To shoot a jig, open your bail and hold the line against the rod. With your other hand, hold the bend of the hook with the hook point facing away from you and pull the rod tip back (it’s like drawing a bow). Let go of the hook and the extra line at the same time. It will take some practice to get good at shooting, but don’t give up.
When he first pulls up to a dock, Chuck will shoot his jig to the shadiest place first. When his jig hits the water, Chuck will count it down a foot or two, reel it in and shoot again. If the line jumps or moves, he’ll try to set the hook on a fish. Chuck counts the jig down a little deeper each time until he pinpoints the depth at which the fish are holding. For shooting docks,
Chuck prefers a 1/32-oz. jig because the rate of fall is easy to gauge.
“They fall about a foot every second so it’s pretty easy to determine when your jig reaches an approximate depth,” Chuck said. “ If you catch a fish at six feet, tell your partner to count down to there and most likely you’ll start catching a bunch of fish.’
Chuck said he has watched many times as crappie fishermen would pull up to a dock, shoot a jig two or three times and leave. He cautions against this, saying fishermen are selling a dock short if they don’t fish it thoroughly and from every angle.
“I’ll pull up on one side and hit every part of it and fish all the way around it like that,” Chuck said. “Sometimes the fish will be piled around one dock post.”
If a dock has a swim ladder in the water, Chuck will pay extra attention to it.
“I don’t know what it is about a ladder, but I have sat and caught a bunch of pound, pound-and-a-half fish off a ladder,” Chuck said.
Chuck said some of the unlikeliest looking spots can be the best crappie producers on occasion. Just keep trying docks until you find one where the fish are stacked up.
Later in the day, crappie will come out from under docks and the ones in deep water will head back toward the surface. This is when Chuck ends the day the way he started. At about 2 or 3 o’clock in the afternoon, Chuck will go back to trolling for the last few hours of the day.
“Stay on the lake all day if you can, and don’t be afraid to try these tactics,” Chuck said. “It can mean the difference between loading a cooler and catching 10 or 12 fish.”
As the water continues cooling this month, the crappie fishing will get better and better according to Chuck, who said, “the fish will be much more aggressive at the end of the month than they will be at the beginning.”
As the water temperatures stabilize in the 50s, crappie will stay for longer periods of time in what Chuck calls the red zone.

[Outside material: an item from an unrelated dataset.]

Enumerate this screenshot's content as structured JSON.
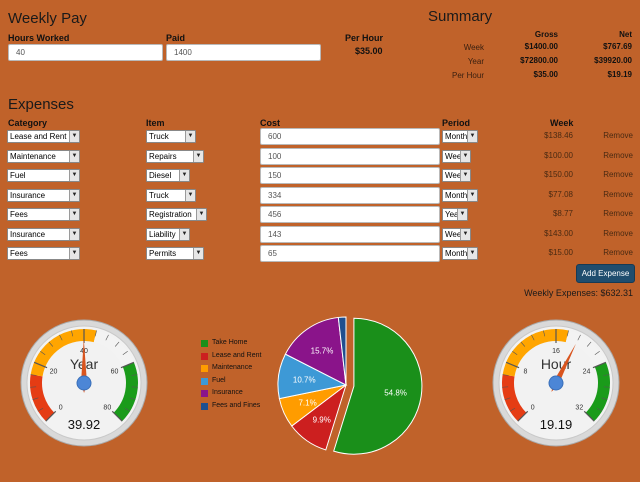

When that happens, trolling will remain a viable tactic for a longer period of the day.
“The red zone is the first 10 feet from the surface of the water,” Chuck said. “This is the zone the proficient troller wants his fish to be in.”
When the trolling bite slows down Chuck will try something different to keep catching fish.
Chuck had a couple more pieces of advice for anyone who wants to give Sinclair’s fall crappie fishing a try.
“Be courteous to the boats around you, and idle in and out of an area,” Chuck said. “And start a kid fishing today.”
Chuck puts in at the Chevron station right across Hwy 441 from Plant Branch. During cold weather, the heated water coming from the plant can make for some extremely thick fog on the water, so be extra careful and always use running lights. Many bass tournaments are held this time of year, so if you want to be at your spot at first light, launch the boat early.
Try Chuck’s tips on Lake Sinclair this month. Everybody else will be in the woods, so spend a little time on the water.